Arizona’s $24-Million Prison Management Software Is Keeping People Locked Up Past The End Of Their Sentences

The Arizona Department of Corrections is depriving inmates of freedom they’ve earned. Its $24 million tracking software isn’t doing what it’s supposed to when it comes to calculating time served credits. That’s according to whistleblowers who’ve been ignored by the DOC and have taken their complaints to the press. Here’s Jimmy Jenkins of KJZZ, who was given access to documents showing the bug has been well-documented and remains unfixed, more than a year after it was discovered.

According to Arizona Department of Corrections whistleblowers, hundreds of incarcerated people who should be eligible for release are being held in prison because the inmate management software cannot interpret current sentencing laws.

KJZZ is not naming the whistleblowers because they fear retaliation.

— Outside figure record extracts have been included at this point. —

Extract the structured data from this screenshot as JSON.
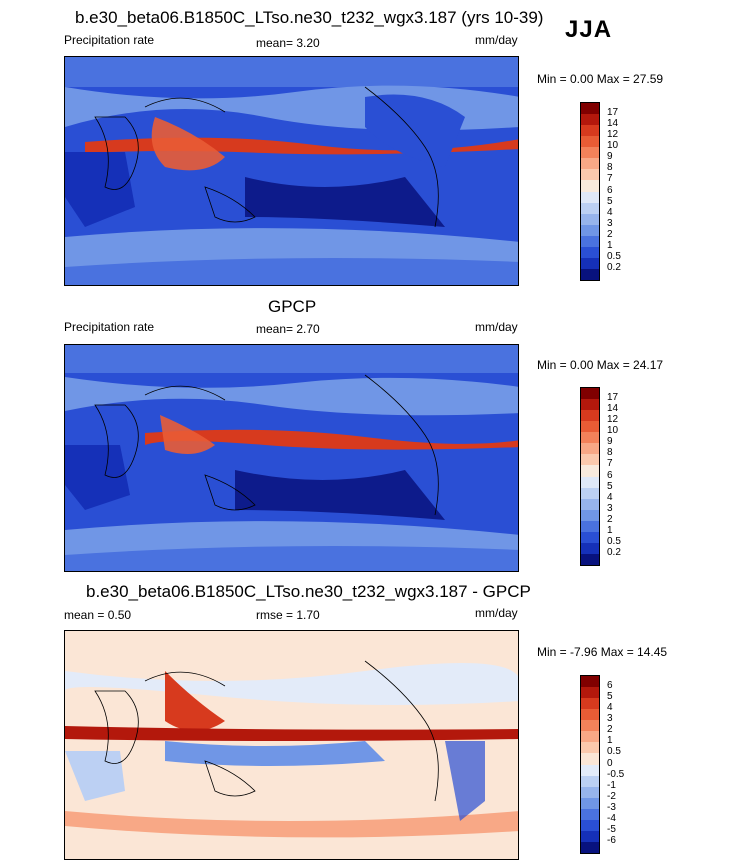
{
  "header": {
    "season": "JJA"
  },
  "panels": [
    {
      "title": "b.e30_beta06.B1850C_LTso.ne30_t232_wgx3.187 (yrs 10-39)",
      "left_label": "Precipitation rate",
      "stat_text": "mean=   3.20",
      "units": "mm/day",
      "minmax": "Min =   0.00 Max =  27.59"
    },
    {
      "title": "GPCP",
      "left_label": "Precipitation rate",
      "stat_text": "mean=   2.70",
      "units": "mm/day",
      "minmax": "Min =   0.00 Max =  24.17"
    },
    {
      "title": "b.e30_beta06.B1850C_LTso.ne30_t232_wgx3.187 - GPCP",
      "left_label": "mean =   0.50",
      "stat_text": "rmse =   1.70",
      "units": "mm/day",
      "minmax": "Min =  -7.96 Max =  14.45"
    }
  ],
  "colorbars": {
    "precip": {
      "labels": [
        "17",
        "14",
        "12",
        "10",
        "9",
        "8",
        "7",
        "6",
        "5",
        "4",
        "3",
        "2",
        "1",
        "0.5",
        "0.2"
      ],
      "colors": [
        "#800000",
        "#b3180c",
        "#d73a1e",
        "#e95c35",
        "#f3825a",
        "#f8a886",
        "#fbc9ad",
        "#f8eadd",
        "#dfe8f8",
        "#bcd0f3",
        "#97b4ec",
        "#7096e6",
        "#4a72df",
        "#2a4fd4",
        "#1530b8",
        "#08127e"
      ]
    },
    "diff": {
      "labels": [
        "6",
        "5",
        "4",
        "3",
        "2",
        "1",
        "0.5",
        "0",
        "-0.5",
        "-1",
        "-2",
        "-3",
        "-4",
        "-5",
        "-6"
      ],
      "colors": [
        "#800000",
        "#b3180c",
        "#d73a1e",
        "#e95c35",
        "#f3825a",
        "#f8a886",
        "#fbc9ad",
        "#fbe6d6",
        "#e3ebf9",
        "#bcd0f3",
        "#97b4ec",
        "#7096e6",
        "#4a72df",
        "#2a4fd4",
        "#1530b8",
        "#08127e"
      ]
    }
  },
  "chart_data": [
    {
      "type": "heatmap",
      "title": "b.e30_beta06.B1850C_LTso.ne30_t232_wgx3.187 (yrs 10-39)",
      "variable": "Precipitation rate",
      "units": "mm/day",
      "mean": 3.2,
      "min": 0.0,
      "max": 27.59,
      "contour_levels": [
        0.2,
        0.5,
        1,
        2,
        3,
        4,
        5,
        6,
        7,
        8,
        9,
        10,
        12,
        14,
        17
      ]
    },
    {
      "type": "heatmap",
      "title": "GPCP",
      "variable": "Precipitation rate",
      "units": "mm/day",
      "mean": 2.7,
      "min": 0.0,
      "max": 24.17,
      "contour_levels": [
        0.2,
        0.5,
        1,
        2,
        3,
        4,
        5,
        6,
        7,
        8,
        9,
        10,
        12,
        14,
        17
      ]
    },
    {
      "type": "heatmap",
      "title": "b.e30_beta06.B1850C_LTso.ne30_t232_wgx3.187 - GPCP",
      "units": "mm/day",
      "mean": 0.5,
      "rmse": 1.7,
      "min": -7.96,
      "max": 14.45,
      "contour_levels": [
        -6,
        -5,
        -4,
        -3,
        -2,
        -1,
        -0.5,
        0,
        0.5,
        1,
        2,
        3,
        4,
        5,
        6
      ]
    }
  ]
}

The employees said they have been raising the issue internally for more than a year, but prison administrators have not acted to fix the software bug. The sources said Chief Information Officer Holly Greene and Deputy Director Joe Profiri have been aware of the problem since 2019.

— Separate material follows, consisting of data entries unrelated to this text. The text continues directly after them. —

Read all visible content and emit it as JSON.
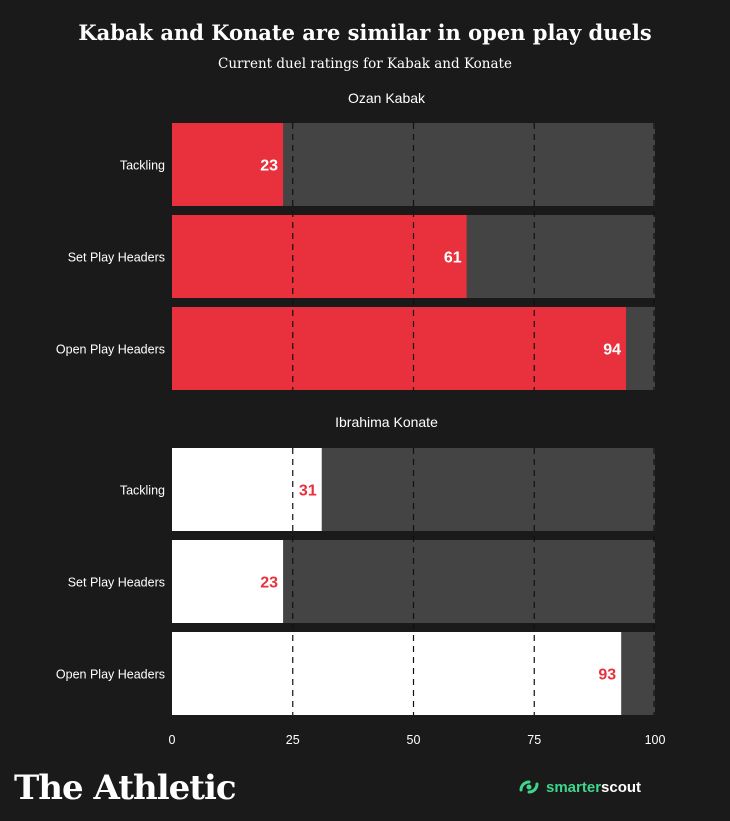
{
  "chart_data": {
    "type": "bar",
    "title": "Kabak and Konate are similar in open play duels",
    "subtitle": "Current duel ratings for Kabak and Konate",
    "xlim": [
      0,
      100
    ],
    "xticks": [
      0,
      25,
      50,
      75,
      100
    ],
    "grid": "dashed vertical lines at 25, 50, 75, 100",
    "panels": [
      {
        "name": "Ozan Kabak",
        "color": "#e8313c",
        "label_color": "#ffffff",
        "categories": [
          "Tackling",
          "Set Play Headers",
          "Open Play Headers"
        ],
        "values": [
          23,
          61,
          94
        ]
      },
      {
        "name": "Ibrahima Konate",
        "color": "#ffffff",
        "label_color": "#e8313c",
        "categories": [
          "Tackling",
          "Set Play Headers",
          "Open Play Headers"
        ],
        "values": [
          31,
          23,
          93
        ]
      }
    ],
    "background_track_color": "#444444"
  },
  "footer": {
    "brand": "The Athletic",
    "logo_smarter": "smarter",
    "logo_scout": "scout",
    "logo_icon": "smarterscout-icon"
  }
}
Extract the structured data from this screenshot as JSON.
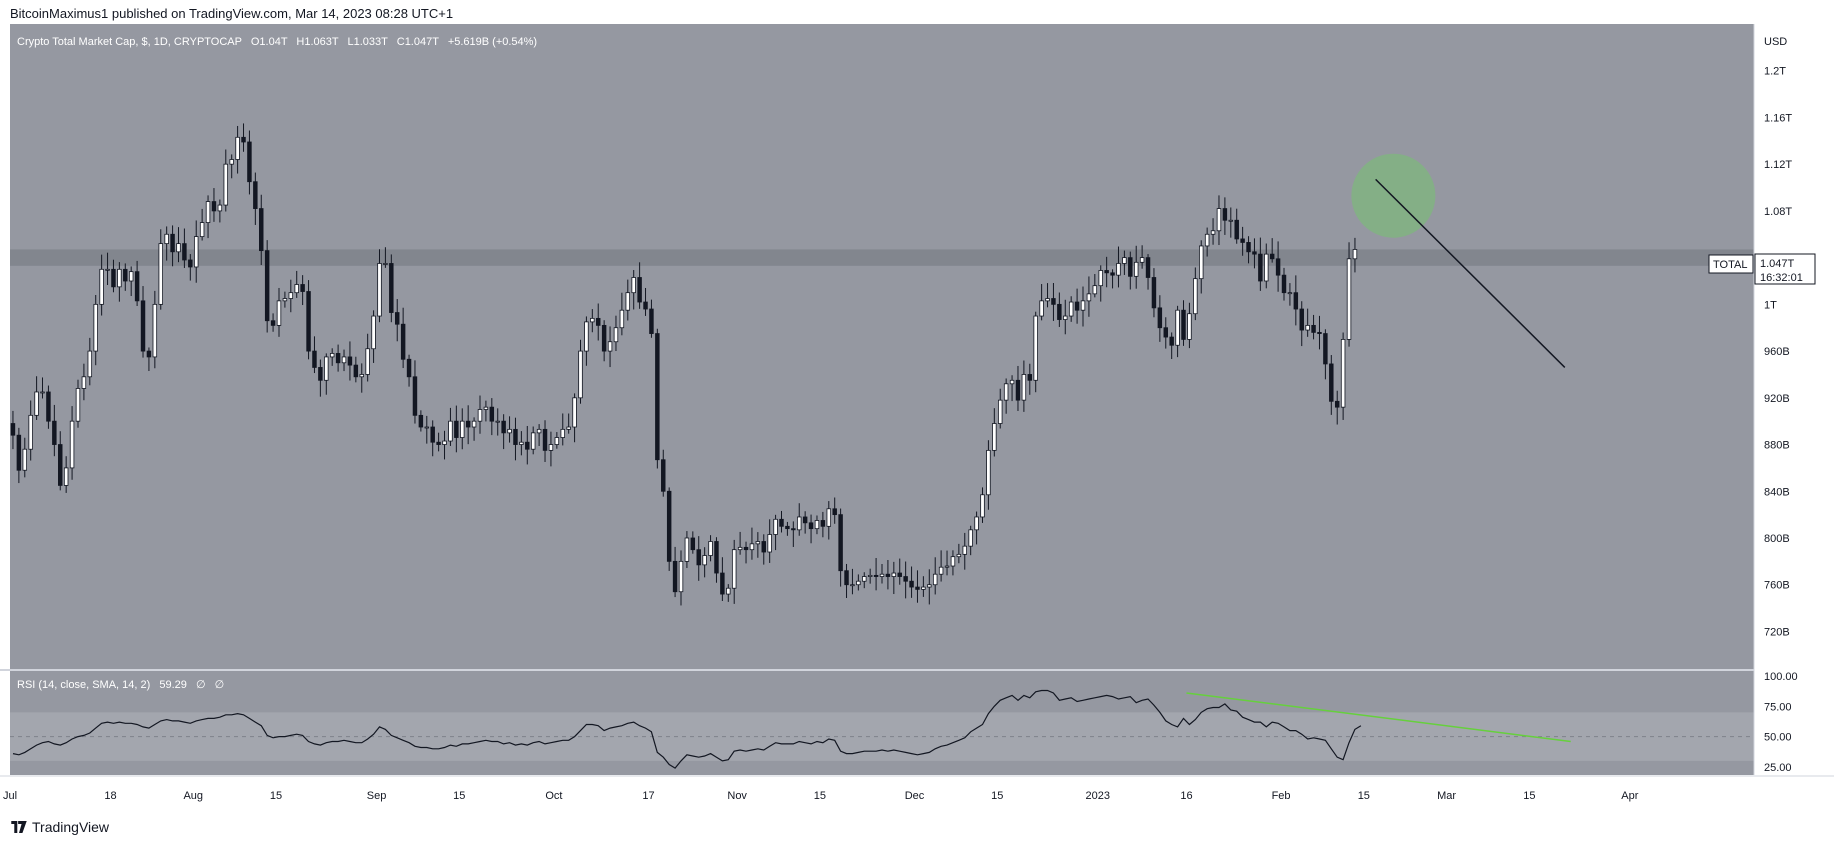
{
  "header": {
    "publisher_line": "BitcoinMaximus1 published on TradingView.com, Mar 14, 2023 08:28 UTC+1"
  },
  "footer": {
    "brand": "TradingView",
    "logo_icon": "tradingview-logo-icon"
  },
  "legend": {
    "symbol": "Crypto Total Market Cap, $, 1D, CRYPTOCAP",
    "o_label": "O",
    "o_value": "1.04T",
    "h_label": "H",
    "h_value": "1.063T",
    "l_label": "L",
    "l_value": "1.033T",
    "c_label": "C",
    "c_value": "1.047T",
    "change": "+5.619B (+0.54%)"
  },
  "price_tag": {
    "name": "TOTAL",
    "value": "1.047T",
    "countdown": "16:32:01"
  },
  "rsi_legend": {
    "label": "RSI (14, close, SMA, 14, 2)",
    "value": "59.29",
    "na1": "∅",
    "na2": "∅"
  },
  "colors": {
    "panel_bg": "#9598a1",
    "band": "#7f828b",
    "rsi_band": "#a3a6ae",
    "up_body": "#ffffff",
    "down_body": "#131722",
    "wick": "#131722",
    "highlight_circle": "#7fb77e",
    "trendline": "#131722",
    "rsi_line": "#131722",
    "rsi_divergence": "#66d03d",
    "axis_text": "#131722"
  },
  "chart_data": {
    "type": "candlestick",
    "title": "Crypto Total Market Cap, $, 1D, CRYPTOCAP",
    "currency": "USD",
    "price_ticks": [
      "1.2T",
      "1.16T",
      "1.12T",
      "1.08T",
      "1T",
      "960B",
      "920B",
      "880B",
      "840B",
      "800B",
      "760B",
      "720B"
    ],
    "price_tick_values": [
      1200,
      1160,
      1120,
      1080,
      1000,
      960,
      920,
      880,
      840,
      800,
      760,
      720
    ],
    "price_unit": "B",
    "ylim": [
      687,
      1240
    ],
    "date_range": [
      "2022-07-01",
      "2023-04-22"
    ],
    "x_labels": [
      {
        "label": "Jul",
        "date": "2022-07-01"
      },
      {
        "label": "18",
        "date": "2022-07-18"
      },
      {
        "label": "Aug",
        "date": "2022-08-01"
      },
      {
        "label": "15",
        "date": "2022-08-15"
      },
      {
        "label": "Sep",
        "date": "2022-09-01"
      },
      {
        "label": "15",
        "date": "2022-09-15"
      },
      {
        "label": "Oct",
        "date": "2022-10-01"
      },
      {
        "label": "17",
        "date": "2022-10-17"
      },
      {
        "label": "Nov",
        "date": "2022-11-01"
      },
      {
        "label": "15",
        "date": "2022-11-15"
      },
      {
        "label": "Dec",
        "date": "2022-12-01"
      },
      {
        "label": "15",
        "date": "2022-12-15"
      },
      {
        "label": "2023",
        "date": "2023-01-01"
      },
      {
        "label": "16",
        "date": "2023-01-16"
      },
      {
        "label": "Feb",
        "date": "2023-02-01"
      },
      {
        "label": "15",
        "date": "2023-02-15"
      },
      {
        "label": "Mar",
        "date": "2023-03-01"
      },
      {
        "label": "15",
        "date": "2023-03-15"
      },
      {
        "label": "Apr",
        "date": "2023-04-01"
      }
    ],
    "first_candle_date": "2022-07-01",
    "closes": [
      888,
      858,
      876,
      905,
      925,
      925,
      900,
      880,
      845,
      860,
      900,
      928,
      938,
      960,
      1000,
      1030,
      1030,
      1015,
      1030,
      1020,
      1028,
      1003,
      960,
      955,
      1000,
      1052,
      1060,
      1045,
      1052,
      1038,
      1032,
      1058,
      1070,
      1088,
      1080,
      1085,
      1120,
      1124,
      1143,
      1139,
      1105,
      1082,
      1046,
      986,
      982,
      1003,
      1005,
      1010,
      1017,
      1011,
      960,
      946,
      935,
      955,
      958,
      950,
      955,
      948,
      938,
      940,
      962,
      990,
      1035,
      1035,
      993,
      983,
      953,
      938,
      905,
      895,
      895,
      882,
      880,
      883,
      900,
      886,
      900,
      895,
      900,
      910,
      912,
      900,
      900,
      890,
      893,
      880,
      882,
      876,
      890,
      893,
      875,
      880,
      886,
      893,
      895,
      920,
      960,
      985,
      988,
      982,
      960,
      968,
      980,
      995,
      1010,
      1023,
      1002,
      996,
      975,
      867,
      840,
      780,
      754,
      780,
      800,
      790,
      777,
      785,
      797,
      770,
      752,
      757,
      790,
      792,
      790,
      795,
      797,
      788,
      803,
      816,
      810,
      808,
      807,
      818,
      813,
      808,
      815,
      810,
      825,
      820,
      772,
      760,
      760,
      763,
      767,
      768,
      767,
      769,
      767,
      770,
      767,
      763,
      758,
      756,
      758,
      760,
      769,
      775,
      776,
      784,
      786,
      793,
      807,
      818,
      837,
      875,
      898,
      918,
      932,
      935,
      918,
      940,
      935,
      990,
      1003,
      1005,
      1000,
      987,
      990,
      1002,
      995,
      1003,
      1009,
      1016,
      1029,
      1027,
      1025,
      1035,
      1040,
      1024,
      1036,
      1040,
      1023,
      997,
      980,
      972,
      965,
      995,
      970,
      992,
      1022,
      1050,
      1060,
      1063,
      1082,
      1072,
      1072,
      1056,
      1053,
      1045,
      1043,
      1020,
      1043,
      1039,
      1025,
      1010,
      1010,
      996,
      978,
      982,
      976,
      975,
      949,
      917,
      912,
      970,
      1039,
      1047
    ],
    "rsi": {
      "label": "RSI (14, close, SMA, 14, 2)",
      "value": 59.29,
      "ticks": [
        100,
        75,
        50,
        25
      ],
      "tick_labels": [
        "100.00",
        "75.00",
        "50.00",
        "25.00"
      ],
      "band": [
        30,
        70
      ],
      "midline": 50,
      "series": [
        36,
        35,
        37,
        40,
        43,
        45,
        46,
        44,
        43,
        45,
        48,
        50,
        51,
        53,
        57,
        61,
        62,
        61,
        62,
        61,
        61,
        60,
        58,
        57,
        60,
        63,
        64,
        63,
        63,
        62,
        61,
        63,
        64,
        65,
        65,
        66,
        68,
        68,
        69,
        68,
        65,
        62,
        59,
        51,
        49,
        50,
        50,
        51,
        52,
        51,
        46,
        44,
        43,
        45,
        46,
        46,
        47,
        46,
        45,
        45,
        48,
        52,
        58,
        56,
        51,
        49,
        47,
        45,
        42,
        41,
        41,
        40,
        40,
        41,
        43,
        42,
        44,
        44,
        45,
        46,
        47,
        46,
        46,
        44,
        45,
        43,
        44,
        43,
        45,
        46,
        44,
        45,
        46,
        47,
        47,
        50,
        55,
        60,
        60,
        59,
        55,
        57,
        58,
        59,
        61,
        62,
        59,
        57,
        54,
        37,
        33,
        27,
        24,
        30,
        35,
        34,
        33,
        34,
        36,
        33,
        30,
        31,
        38,
        39,
        38,
        39,
        40,
        39,
        42,
        45,
        44,
        44,
        44,
        46,
        45,
        44,
        46,
        45,
        48,
        47,
        38,
        36,
        36,
        37,
        38,
        38,
        38,
        39,
        38,
        39,
        38,
        37,
        36,
        35,
        36,
        37,
        40,
        42,
        43,
        45,
        47,
        49,
        54,
        57,
        60,
        69,
        75,
        80,
        82,
        84,
        80,
        84,
        82,
        87,
        88,
        88,
        86,
        80,
        81,
        82,
        79,
        80,
        81,
        82,
        83,
        84,
        83,
        81,
        82,
        83,
        78,
        80,
        81,
        76,
        70,
        63,
        60,
        58,
        65,
        60,
        64,
        70,
        73,
        74,
        74,
        77,
        72,
        71,
        66,
        64,
        62,
        62,
        58,
        62,
        61,
        58,
        55,
        55,
        52,
        48,
        49,
        48,
        47,
        40,
        33,
        31,
        45,
        56,
        59
      ],
      "divergence_line": {
        "start": {
          "date": "2023-01-16",
          "value": 86
        },
        "end": {
          "date": "2023-03-22",
          "value": 46
        }
      }
    },
    "annotations": {
      "resistance_zone": [
        1033,
        1047
      ],
      "highlight_circle": {
        "date": "2023-02-20",
        "value": 1093,
        "note": "local high marked with green circle"
      },
      "descending_trendline": {
        "start": {
          "date": "2023-02-17",
          "value": 1107
        },
        "end": {
          "date": "2023-03-21",
          "value": 946
        }
      }
    },
    "grid": false,
    "legend_position": "top-left"
  }
}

The management software (ACIS) rolled out during the 2019 Thanksgiving holiday weekend, which is always the best time to debut new systems that might need a lot of immediate tech support. Since its rollout, the software has generated 19,000 bug reports. The one at the center of this ongoing deprivation of liberty arose as the result of a law passed in June of that year. The law gave additional credit days to inmates charged with low-level drug offenses, increasing the credit from one day for every six served to three days for every seven.

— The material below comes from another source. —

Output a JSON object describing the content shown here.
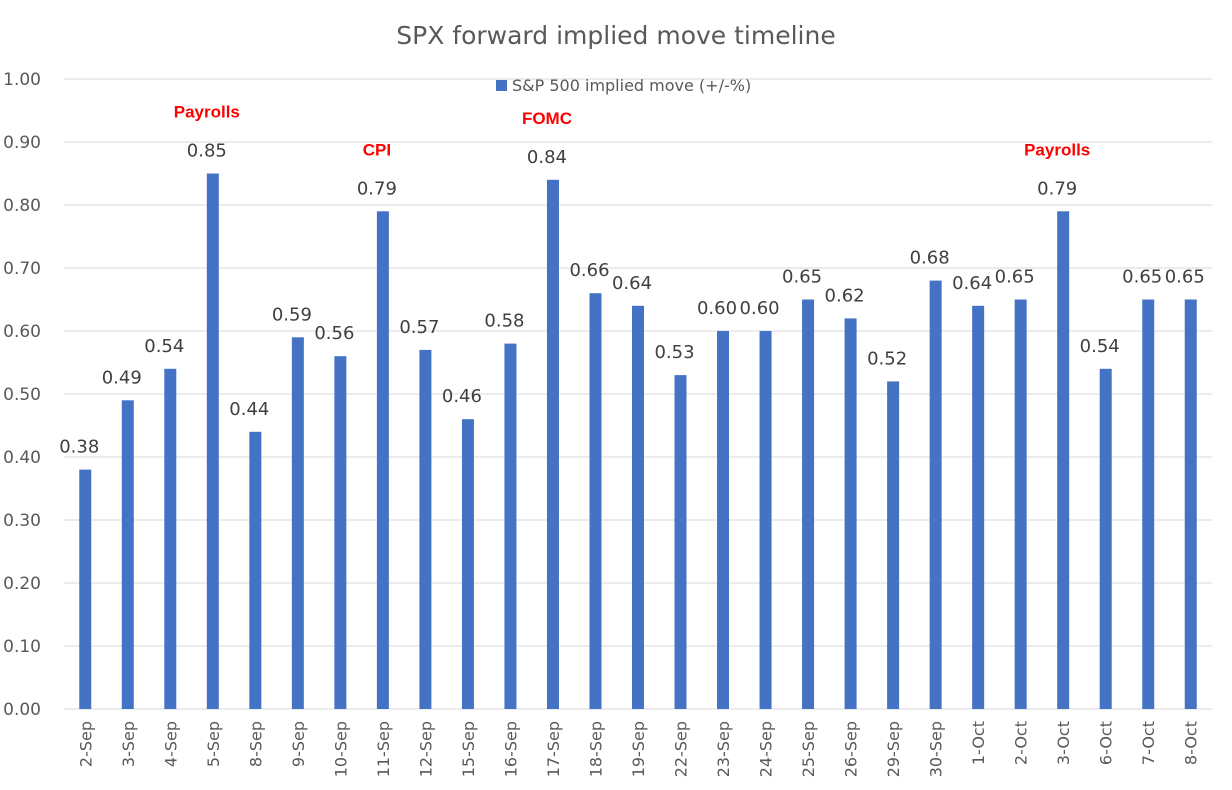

Qualified inmates are only supposed to serve 70% of their sentences, provided they also complete some other prerequisites, like earning a GED or entering a substance abuse program. That law hasn’t been implemented in the Arizona prison system because the $24 million software can’t seem to figure out how to do it.

To be sure, legislation that changes time served credits for only a certain percentage of inmates creates problems for prison management systems. But that’s why you spend $24 million buying one, rather than just asking employees if they’re any good at Excel.

But that’s what has actually happened. With the expensive software unable to correctly calculate time served credits, prison employees are doing it by hand.

Department sources said this means “someone is sitting there crunching numbers with a calculator and interpreting how each of the new laws that have been passed would impact an inmate.”

“It makes me sick,” one source said, noting that even the most diligent employees are capable of making math errors that could result in additional months or years in prison for an inmate. “What the hell are we doing here? People’s lives are at stake.”

Hundreds of inmates are affected. A spokesperson for the prison system says the DOC has identified 733 inmates who qualify for the increased time served credits. But that number is still likely on the low end since the software is incapable of accurately identifying qualifying inmates, much less accurately calculating the length of time they have left to serve.

Meanwhile, the bug that’s killing freedom remains unpatched. And it appears the software’s many other bugs are making time spent in prison even more dangerous and miserable than it already is. Medical information goes missing or fails to transfer correctly when inmates are moved. Rival gang members have been placed in the same cells. Head counts are inaccurate. Inmate property and commissary funds are routinely recorded incorrectly.

Prison is already a miserable experience. Those trying to turn their lives around and engage in the rehabilitative process most prisons consider to be ancillary at best are being punished for trying by a system that is failing everyone who uses it or is affected by it.